Потребительские заботы не приносят свободы в системе властных отношений, но создают удовлетворяющий симулякр свободы и автономии в системе частного выбора продуктов, гаджетов, мест отдыха и т.д. Естественно, потребитель благодаря функционирующей психологической защите склонен рассматривать этот симулякр не в его подлинной сути, а как истинную свободу действий.   Социально-политическая элита не пытается мотивировать общественность на строительство чего-то важного и общественно значимого. Она тоже вовлечена в потребительство, и многие ее представители озабочены только личным. Та социальная пассионарность, которую советская власть стремилась возродить в молодежи, сегодня ушла в сферу личного и стала «индивидуальной пассионарностью». Тогда энергию молодежи направляли на освоение целины, строительство электростанций и на многое другое, важное для общества в целом. Сегодня появился культ «индивидуальной пассионарности», выраженный в умелом строительстве личного счастья и благосостояния. Причем счастье представляется зависимым от материального достатка, а «счастливые» люди воспринимаются другими как объекты для подражания. Мало кто отдает отчет тому, что личное счастье этих образцовых объектов не сопряжено с социальным благом (нередко достигается социально вредными формами деятельности), поэтому в моральном смысле не целесообразно абсолютизировать их успешность.

Даже фильмы о возможных глобальных экологических, экономических, военных и т.д. катастрофах потребителями воспринимаются в виде шоу, предмета развлечения, объекта для такого же потребления, как тушь и помада. Они не пугают, не возмущают, не инициируют мыслительный процесс. Они просто развлекают. Все, кроме личных бед, воспринимается как бы через экран, который диссоциирует зрителя от реальности, превращает реальность в наделенный притягательными потребительскими свойствами образ, формирует ощущение отдаленности от угроз. «Где-то, возможно, голодают дети, разрушается АЭС, бушует цунами, но завтра, в 9 или 10 утра, двери магазинов будут открыты, выйдет свежий выпуск любимой телепередачи и т.д., и т.п. Постмодернистское виртуальное пространство «отдаляет» потребителя от непосредственной реальности, воспитывает жадность и безразличие ко всему, что не затрагивает приватизированную среду» [3, с. 110].
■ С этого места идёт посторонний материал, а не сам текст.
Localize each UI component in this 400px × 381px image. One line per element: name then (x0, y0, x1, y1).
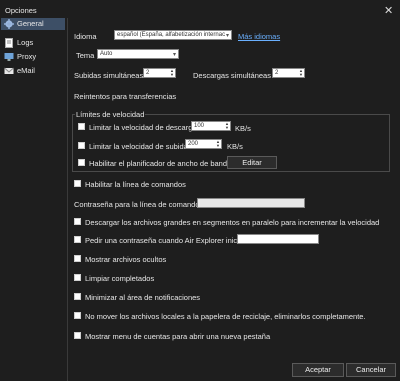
spinner-icon[interactable]: ▲ ▼ (299, 69, 303, 77)
limitar-descarga-input[interactable]: 100 ▲ ▼ (191, 121, 231, 131)
sidebar: General Logs Proxy eMail (0, 18, 68, 381)
descargar-grandes-checkbox[interactable] (74, 218, 81, 225)
limitar-descarga-unit: KB/s (235, 124, 251, 133)
linea-comandos-checkbox[interactable] (74, 180, 81, 187)
tema-select[interactable]: Auto ▾ (97, 49, 179, 59)
sidebar-item-label: General (17, 19, 44, 28)
mostrar-menu-checkbox[interactable] (74, 332, 81, 339)
window-title: Opciones (5, 6, 37, 15)
limites-title: Límites de velocidad (75, 110, 146, 119)
idioma-label: Idioma (74, 32, 97, 41)
sidebar-item-label: Logs (17, 38, 34, 47)
title-bar: Opciones ✕ (0, 0, 400, 20)
pedir-contrasena-checkbox[interactable] (74, 236, 81, 243)
limpiar-checkbox[interactable] (74, 274, 81, 281)
no-mover-label: No mover los archivos locales a la papel… (85, 312, 366, 321)
limpiar-label: Limpiar completados (85, 274, 155, 283)
sidebar-item-general[interactable]: General (1, 18, 65, 30)
subidas-stepper[interactable]: 2 ▲ ▼ (143, 68, 176, 78)
cancelar-button[interactable]: Cancelar (346, 363, 396, 377)
no-mover-checkbox[interactable] (74, 312, 81, 319)
limitar-subida-value: 200 (188, 141, 199, 147)
limitar-subida-input[interactable]: 200 ▲ ▼ (185, 139, 222, 149)
subidas-value: 2 (146, 70, 150, 76)
close-icon[interactable]: ✕ (384, 4, 393, 17)
mas-idiomas-link[interactable]: Más idiomas (238, 32, 280, 41)
email-icon (4, 67, 14, 74)
spinner-icon[interactable]: ▲ ▼ (170, 69, 174, 77)
pedir-contrasena-input[interactable] (237, 234, 319, 244)
planificador-label: Habilitar el planificador de ancho de ba… (89, 159, 232, 168)
sidebar-item-logs[interactable]: Logs (1, 37, 65, 49)
gear-icon (4, 19, 14, 29)
descargar-grandes-label: Descargar los archivos grandes en segmen… (85, 218, 380, 227)
mostrar-menu-label: Mostrar menu de cuentas para abrir una n… (85, 332, 271, 341)
idioma-value: español (España, alfabetización internac (117, 32, 226, 38)
mostrar-ocultos-checkbox[interactable] (74, 255, 81, 262)
limitar-descarga-value: 100 (194, 123, 205, 129)
chevron-down-icon: ▾ (172, 52, 176, 58)
idioma-select[interactable]: español (España, alfabetización internac… (114, 30, 232, 40)
mostrar-ocultos-label: Mostrar archivos ocultos (85, 255, 167, 264)
limitar-subida-label: Limitar la velocidad de subida (89, 142, 188, 151)
logs-icon (5, 38, 13, 48)
tema-label: Tema (76, 51, 95, 60)
aceptar-button[interactable]: Aceptar (292, 363, 344, 377)
descargas-label: Descargas simultáneas (193, 71, 271, 80)
limitar-descarga-checkbox[interactable] (78, 123, 85, 130)
sidebar-item-label: Proxy (17, 52, 37, 61)
linea-comandos-label: Habilitar la línea de comandos (85, 180, 186, 189)
spinner-icon[interactable]: ▲ ▼ (216, 140, 220, 148)
minimizar-checkbox[interactable] (74, 293, 81, 300)
pedir-contrasena-label: Pedir una contraseña cuando Air Explorer… (85, 236, 244, 245)
sidebar-item-proxy[interactable]: Proxy (1, 51, 65, 63)
proxy-icon (4, 53, 14, 61)
limitar-subida-checkbox[interactable] (78, 142, 85, 149)
editar-button[interactable]: Editar (227, 156, 277, 169)
subidas-label: Subidas simultáneas (74, 71, 144, 80)
sidebar-item-label: eMail (17, 66, 35, 75)
reintentos-label: Reintentos para transferencias (74, 92, 177, 101)
planificador-checkbox[interactable] (78, 159, 85, 166)
limitar-descarga-label: Limitar la velocidad de descarga (89, 123, 197, 132)
tema-value: Auto (100, 51, 113, 57)
minimizar-label: Minimizar al área de notificaciones (85, 293, 201, 302)
limitar-subida-unit: KB/s (227, 142, 243, 151)
contrasena-linea-label: Contraseña para la línea de comandos (74, 200, 204, 209)
chevron-down-icon: ▾ (225, 33, 229, 39)
contrasena-linea-input[interactable] (197, 198, 305, 208)
descargas-value: 2 (275, 70, 279, 76)
spinner-icon[interactable]: ▲ ▼ (225, 122, 229, 130)
sidebar-item-email[interactable]: eMail (1, 65, 65, 77)
descargas-stepper[interactable]: 2 ▲ ▼ (272, 68, 305, 78)
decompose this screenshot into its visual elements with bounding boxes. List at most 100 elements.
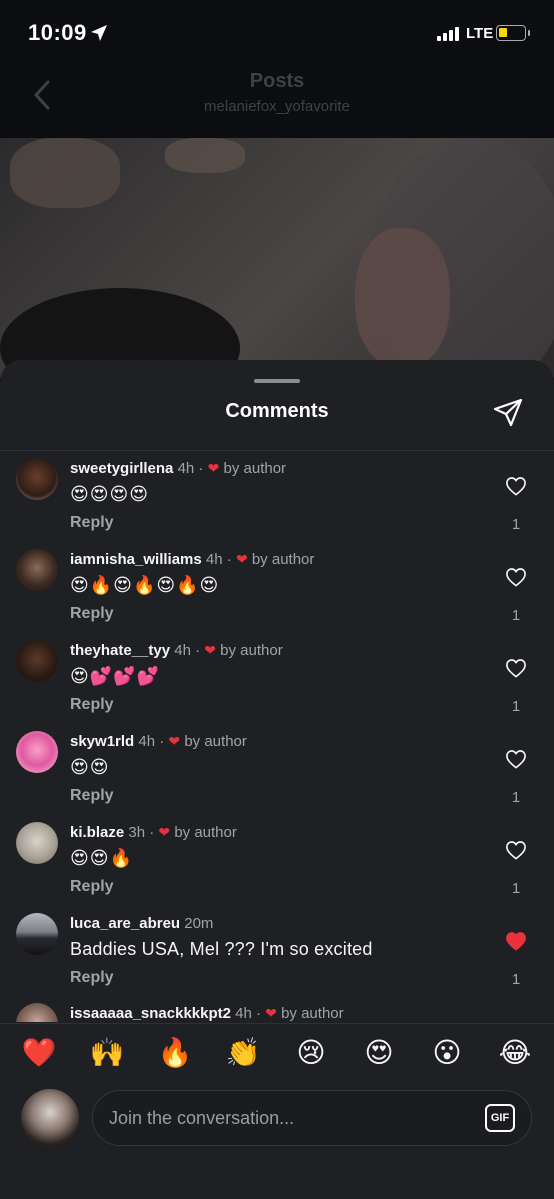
comments-sheet: Comments sweetygirllena 4h · ❤ by author…: [0, 360, 554, 1199]
comment-item: theyhate__tyy 4h · ❤ by author 😍💕💕💕 Repl…: [0, 634, 554, 725]
comment-text: Baddies USA, Mel ??? I'm so excited: [70, 939, 373, 959]
separator-dot: ·: [198, 460, 204, 477]
avatar[interactable]: [16, 913, 58, 955]
heart-outline-icon[interactable]: [505, 840, 527, 865]
page-subtitle: melaniefox_yofavorite: [204, 98, 350, 115]
separator-dot: ·: [256, 1005, 261, 1022]
comment-time: 3h: [128, 824, 146, 841]
comment-item: issaaaaa_snackkkkpt2 4h · ❤ by author: [0, 997, 554, 1022]
comment-username[interactable]: issaaaaa_snackkkkpt2: [70, 1005, 231, 1022]
separator-dot: ·: [226, 551, 232, 568]
comment-time: 4h: [138, 733, 156, 750]
liked-by-author-label: by author: [220, 642, 283, 659]
comment-text: 😍😍: [70, 757, 110, 777]
emoji-fire-button[interactable]: 🔥: [155, 1036, 195, 1070]
avatar[interactable]: [16, 731, 58, 773]
comment-time: 4h: [205, 551, 223, 568]
avatar[interactable]: [16, 458, 58, 500]
comment-username[interactable]: ki.blaze: [70, 824, 124, 841]
post-image: [0, 138, 554, 378]
comments-list: sweetygirllena 4h · ❤ by author 😍😍😍😍 Rep…: [0, 452, 554, 1022]
comment-item: iamnisha_williams 4h · ❤ by author 😍🔥😍🔥😍…: [0, 543, 554, 634]
comment-username[interactable]: luca_are_abreu: [70, 915, 180, 932]
current-user-avatar: [21, 1089, 79, 1147]
avatar[interactable]: [16, 640, 58, 682]
comment-username[interactable]: theyhate__tyy: [70, 642, 170, 659]
comments-title: Comments: [225, 400, 329, 422]
cellular-signal-icon: [437, 27, 459, 41]
heart-outline-icon[interactable]: [505, 567, 527, 592]
liked-by-author-label: by author: [174, 824, 237, 841]
emoji-quick-bar: ❤️ 🙌 🔥 👏 😢 😍 😮 😂: [0, 1023, 554, 1083]
comment-username[interactable]: iamnisha_williams: [70, 551, 202, 568]
comment-meta: issaaaaa_snackkkkpt2 4h · ❤ by author: [70, 1005, 344, 1022]
battery-icon: [496, 25, 526, 41]
comment-text: 😍💕💕💕: [70, 666, 161, 686]
comment-item: sweetygirllena 4h · ❤ by author 😍😍😍😍 Rep…: [0, 452, 554, 543]
heart-icon: ❤: [204, 642, 216, 658]
liked-by-author-label: by author: [223, 460, 287, 477]
emoji-heart-button[interactable]: ❤️: [19, 1036, 59, 1070]
emoji-raised-hands-button[interactable]: 🙌: [87, 1036, 127, 1070]
emoji-clap-button[interactable]: 👏: [223, 1036, 263, 1070]
status-time: 10:09: [28, 20, 87, 45]
heart-icon: ❤: [207, 460, 220, 476]
comment-item: luca_are_abreu 20m Baddies USA, Mel ??? …: [0, 907, 554, 998]
gif-button[interactable]: GIF: [485, 1104, 515, 1132]
like-count: 1: [511, 698, 521, 715]
liked-by-author-label: by author: [281, 1005, 344, 1022]
reply-button[interactable]: Reply: [70, 696, 114, 714]
location-arrow-icon: [90, 24, 108, 47]
status-bar: 10:09 LTE: [0, 0, 554, 60]
comment-input-container[interactable]: GIF: [92, 1090, 532, 1146]
drag-handle[interactable]: [254, 379, 300, 383]
heart-icon: ❤: [265, 1005, 277, 1021]
heart-filled-icon[interactable]: [505, 931, 527, 956]
emoji-cry-button[interactable]: 😢: [291, 1036, 331, 1070]
like-count: 1: [511, 516, 521, 533]
comment-meta: luca_are_abreu 20m: [70, 915, 213, 932]
heart-outline-icon[interactable]: [505, 476, 527, 501]
comment-meta: sweetygirllena 4h · ❤ by author: [70, 460, 286, 477]
comment-text: 😍😍🔥: [70, 848, 133, 868]
heart-outline-icon[interactable]: [505, 658, 527, 683]
send-icon[interactable]: [492, 397, 524, 434]
separator-dot: ·: [195, 642, 201, 659]
avatar[interactable]: [16, 549, 58, 591]
post-header: Posts melaniefox_yofavorite: [0, 60, 554, 138]
liked-by-author-label: by author: [184, 733, 247, 750]
avatar[interactable]: [16, 1003, 58, 1022]
page-title: Posts: [249, 70, 305, 92]
comment-time: 4h: [174, 642, 191, 659]
comment-input[interactable]: [109, 1103, 469, 1133]
comment-username[interactable]: sweetygirllena: [70, 460, 173, 477]
comment-text: 😍😍😍😍: [70, 484, 150, 504]
separator-dot: ·: [159, 733, 165, 750]
heart-icon: ❤: [158, 824, 171, 840]
heart-outline-icon[interactable]: [505, 749, 527, 774]
like-count: 1: [511, 789, 521, 806]
emoji-laughing-button[interactable]: 😂: [495, 1036, 535, 1070]
separator-dot: ·: [149, 824, 155, 841]
avatar[interactable]: [16, 822, 58, 864]
like-count: 1: [511, 607, 521, 624]
like-count: 1: [511, 971, 521, 988]
comment-username[interactable]: skyw1rld: [70, 733, 134, 750]
reply-button[interactable]: Reply: [70, 514, 114, 532]
reply-button[interactable]: Reply: [70, 787, 114, 805]
comment-meta: skyw1rld 4h · ❤ by author: [70, 733, 247, 750]
reply-button[interactable]: Reply: [70, 878, 114, 896]
comment-item: ki.blaze 3h · ❤ by author 😍😍🔥 Reply 1: [0, 816, 554, 907]
comment-time: 20m: [184, 915, 214, 932]
comment-input-row: GIF: [0, 1083, 554, 1199]
comment-item: skyw1rld 4h · ❤ by author 😍😍 Reply 1: [0, 725, 554, 816]
reply-button[interactable]: Reply: [70, 969, 114, 987]
emoji-heart-eyes-button[interactable]: 😍: [359, 1036, 399, 1070]
reply-button[interactable]: Reply: [70, 605, 114, 623]
sheet-divider: [0, 450, 554, 451]
network-label: LTE: [466, 25, 494, 42]
liked-by-author-label: by author: [251, 551, 315, 568]
emoji-surprised-button[interactable]: 😮: [427, 1036, 467, 1070]
comment-meta: ki.blaze 3h · ❤ by author: [70, 824, 237, 841]
comment-meta: theyhate__tyy 4h · ❤ by author: [70, 642, 283, 659]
Важные вопросы жизни общества в медийном пространстве (особенно в ток-шоу) замещаются слухами, сплетнями, местечковыми скандалами личного характера. Массовые медиа-ресурсы используются для обсуждения семейных, сексуальных и т.д. проблем. Политическая и социальная реальность подменяется идеализированной бытовой реальностью. Подмена серьезного «откровениями» индивидуально-местечкового одерживает верх и учит людей замыкаться в себе, в своих личных проблемах и в решениях своих личных проблем. Она не учит объединяться, смотреть за линию горизонта, видеть за деревьями лес, мыслить о значительно более глобальном и серьезном, чем правильный выбор товара в магазине.   Гламуризация масс-медиа забалтывает, пропевает и затанцовывает реально актуальное и социально проблемное. Политические распри превращаются в пародию на соперничество, которую транслируют в развлекательных телешоу. Политика стала массовым развлечением. В России, пожалуй, апогеем развлетательности политики стало выдвижение кандидатуры лидера рок-группы «Коррозия металла» С. Троицкого (Паука) на пост мэра Химок. Его предвыборные интервью были намеренно наполнены стебом, то есть абсолютно противоречащими здравому смыслу призывами и политическими планами. Кроме смеха, ничего другого они в принципе вызвать не могли.
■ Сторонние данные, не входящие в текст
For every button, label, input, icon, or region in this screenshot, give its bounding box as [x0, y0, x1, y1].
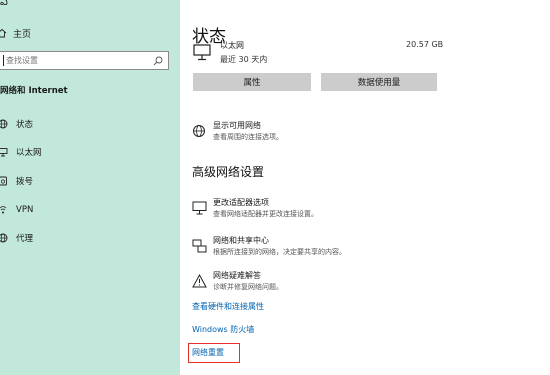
sidebar-item-label: 拨号	[16, 177, 34, 187]
hardware-properties-link[interactable]: 查看硬件和连接属性	[192, 301, 264, 312]
globe-network-icon	[193, 125, 205, 137]
main-content: 状态 以太网 最近 30 天内 20.57 GB 属性 数据使用量 显示可用网络…	[180, 0, 550, 375]
search-icon[interactable]	[153, 56, 163, 66]
adapter-options-desc: 查看网络适配器并更改连接设置。	[213, 210, 318, 218]
sidebar-item-home[interactable]: 主页	[0, 26, 31, 40]
ethernet-name: 以太网	[220, 41, 244, 50]
search-input[interactable]	[6, 53, 148, 68]
sharing-center-title: 网络和共享中心	[213, 236, 269, 245]
warning-triangle-icon	[192, 274, 207, 288]
proxy-globe-icon	[0, 233, 8, 243]
ethernet-monitor-icon	[193, 44, 211, 61]
sidebar: ఎ 主页 网络和 Internet 状态 以太网	[0, 0, 180, 375]
dialup-phone-icon	[0, 176, 7, 186]
firewall-link[interactable]: Windows 防火墙	[192, 324, 254, 335]
sidebar-item-ethernet[interactable]: 以太网	[0, 145, 170, 159]
window-glyph: ఎ	[0, 0, 8, 5]
text-caret	[3, 55, 4, 66]
sidebar-item-label: 以太网	[16, 148, 42, 158]
highlight-box	[188, 343, 240, 363]
vpn-icon	[0, 206, 7, 214]
sidebar-item-status[interactable]: 状态	[0, 117, 170, 131]
data-usage-button[interactable]: 数据使用量	[321, 73, 437, 91]
home-icon	[0, 28, 7, 38]
adapter-options-title: 更改适配器选项	[213, 198, 269, 207]
troubleshooter-title: 网络疑难解答	[213, 271, 261, 280]
sidebar-item-proxy[interactable]: 代理	[0, 231, 170, 245]
ethernet-icon	[0, 148, 8, 157]
ethernet-period: 最近 30 天内	[220, 55, 268, 64]
troubleshooter-desc: 诊断并修复网络问题。	[213, 283, 283, 291]
sidebar-item-label: VPN	[16, 205, 34, 215]
sidebar-item-label: 代理	[16, 234, 34, 244]
sharing-center-desc: 根据所连接到的网络，决定要共享的内容。	[213, 248, 346, 256]
sidebar-item-label: 状态	[16, 120, 34, 130]
globe-network-icon	[0, 119, 8, 129]
show-networks-desc: 查看周围的连接选项。	[213, 133, 283, 141]
show-networks-title: 显示可用网络	[213, 121, 261, 130]
advanced-settings-heading: 高级网络设置	[192, 165, 265, 179]
properties-button[interactable]: 属性	[193, 73, 311, 91]
sidebar-item-dialup[interactable]: 拨号	[0, 174, 170, 188]
adapter-monitor-icon	[192, 201, 207, 215]
sidebar-section-title: 网络和 Internet	[0, 86, 68, 96]
sharing-center-icon	[192, 239, 207, 253]
ethernet-data-used: 20.57 GB	[406, 40, 444, 49]
search-box[interactable]	[0, 51, 169, 70]
sidebar-item-vpn[interactable]: VPN	[0, 203, 170, 217]
sidebar-item-home-label: 主页	[13, 29, 32, 40]
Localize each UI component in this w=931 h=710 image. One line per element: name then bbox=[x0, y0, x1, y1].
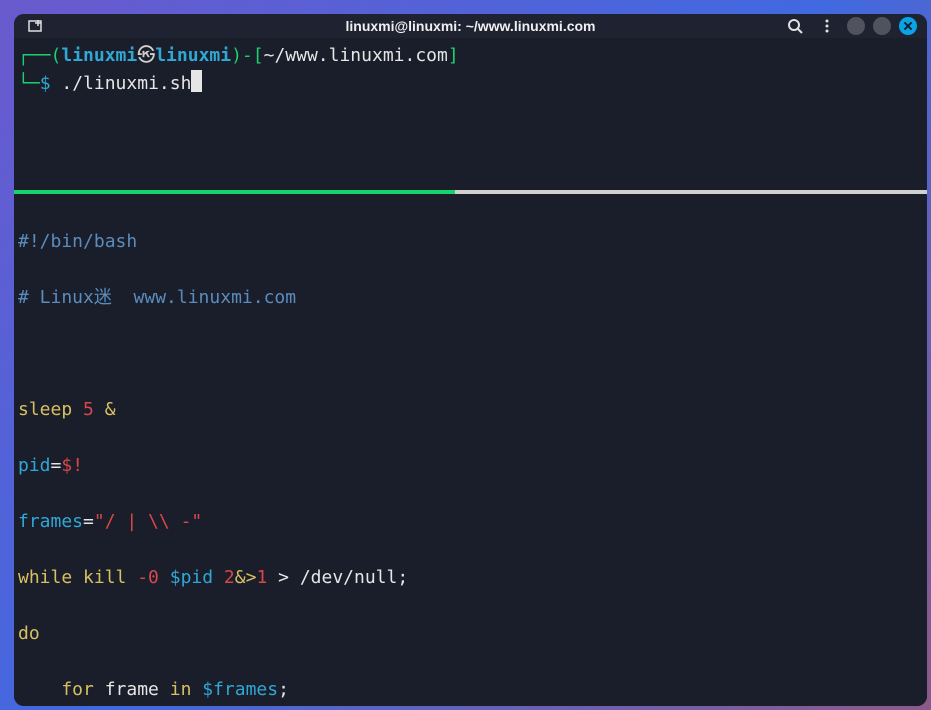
prompt-line-2: └─$ ./linuxmi.sh bbox=[18, 70, 923, 98]
shell-pane[interactable]: ┌──(linuxmi㉿linuxmi)-[~/www.linuxmi.com]… bbox=[14, 38, 927, 190]
menu-icon[interactable] bbox=[815, 14, 839, 38]
cursor bbox=[191, 70, 202, 92]
search-icon[interactable] bbox=[783, 14, 807, 38]
typed-command: ./linuxmi.sh bbox=[61, 73, 191, 94]
code-line: frames="/ | \\ -" bbox=[18, 508, 923, 536]
maximize-button[interactable] bbox=[873, 17, 891, 35]
code-line: while kill -0 $pid 2&>1 > /dev/null; bbox=[18, 564, 923, 592]
code-line: do bbox=[18, 620, 923, 648]
code-line: sleep 5 & bbox=[18, 396, 923, 424]
window-title: linuxmi@linuxmi: ~/www.linuxmi.com bbox=[345, 18, 595, 34]
window-controls bbox=[783, 14, 917, 38]
terminal-body[interactable]: ┌──(linuxmi㉿linuxmi)-[~/www.linuxmi.com]… bbox=[14, 38, 927, 706]
code-line: #!/bin/bash bbox=[18, 228, 923, 256]
editor-pane[interactable]: #!/bin/bash # Linux迷 www.linuxmi.com sle… bbox=[14, 194, 927, 706]
minimize-button[interactable] bbox=[847, 17, 865, 35]
close-button[interactable] bbox=[899, 17, 917, 35]
new-tab-icon[interactable] bbox=[24, 14, 48, 38]
code-line: pid=$! bbox=[18, 452, 923, 480]
terminal-window: linuxmi@linuxmi: ~/www.linuxmi.com ┌──(l… bbox=[14, 14, 927, 706]
prompt-line-1: ┌──(linuxmi㉿linuxmi)-[~/www.linuxmi.com] bbox=[18, 42, 923, 70]
titlebar: linuxmi@linuxmi: ~/www.linuxmi.com bbox=[14, 14, 927, 38]
code-line: # Linux迷 www.linuxmi.com bbox=[18, 284, 923, 312]
code-line: for frame in $frames; bbox=[18, 676, 923, 704]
Общественное пространство из места встречи личных и социальных интересов превратилось в место публичного разглашения подробностей частной жизни, в место извращенного нарушения интимности. Массовый интерес тянется к бессодержательным сенсационным «открытиям», касающимся, например, личной жизни звезд шоу-бизнеса, – к тем явлениям, которые по уровню действительной актуальности и общественной значимости сравнимы чуть ли не с пылинкой на ветру. Дискурсивное поле, область наррации представляет собой узкое в содержательном и смысловом аспекте явление, которое  всячески вытесняет нарративы, говорящие об альтернативных вариантах жизни и жизнеустройства. Комплекс артикуляций и нарраций существенно ограничивается или по крайней мере замещается господствующим потребительским трендом.

Огромное засилье развлекательных телешоу погружает социум в поле развлечений, в «матрицу личного быта». Главное – психологическое состояние, получаемое от просмотра  телешоу и юмористических телепередач, юмор которых весьма далек от интеллектуализма. «Современная индустрия массовой культуры, отвечая на запросы публики, все более эксплуатирует наркотические функции искусства, создавая грандиозные шоу не как зрелище, которое смотрят, а как пространство, в котором живут» [1, с. 162]. Это – пространство не саморазвития, а бегства от реальности, некий фантомный мир. Весь этот китч парализует протестную волю народа. Человеку хочется быть счастливым, и он отвлекается от проблем реальности, погружается в чудесный мир, созданный СМИ, и обретает счастье.  Политика СМИ, пиар и реклама обволакивает реципиента паутиной требований, предложений, ложных потребностей.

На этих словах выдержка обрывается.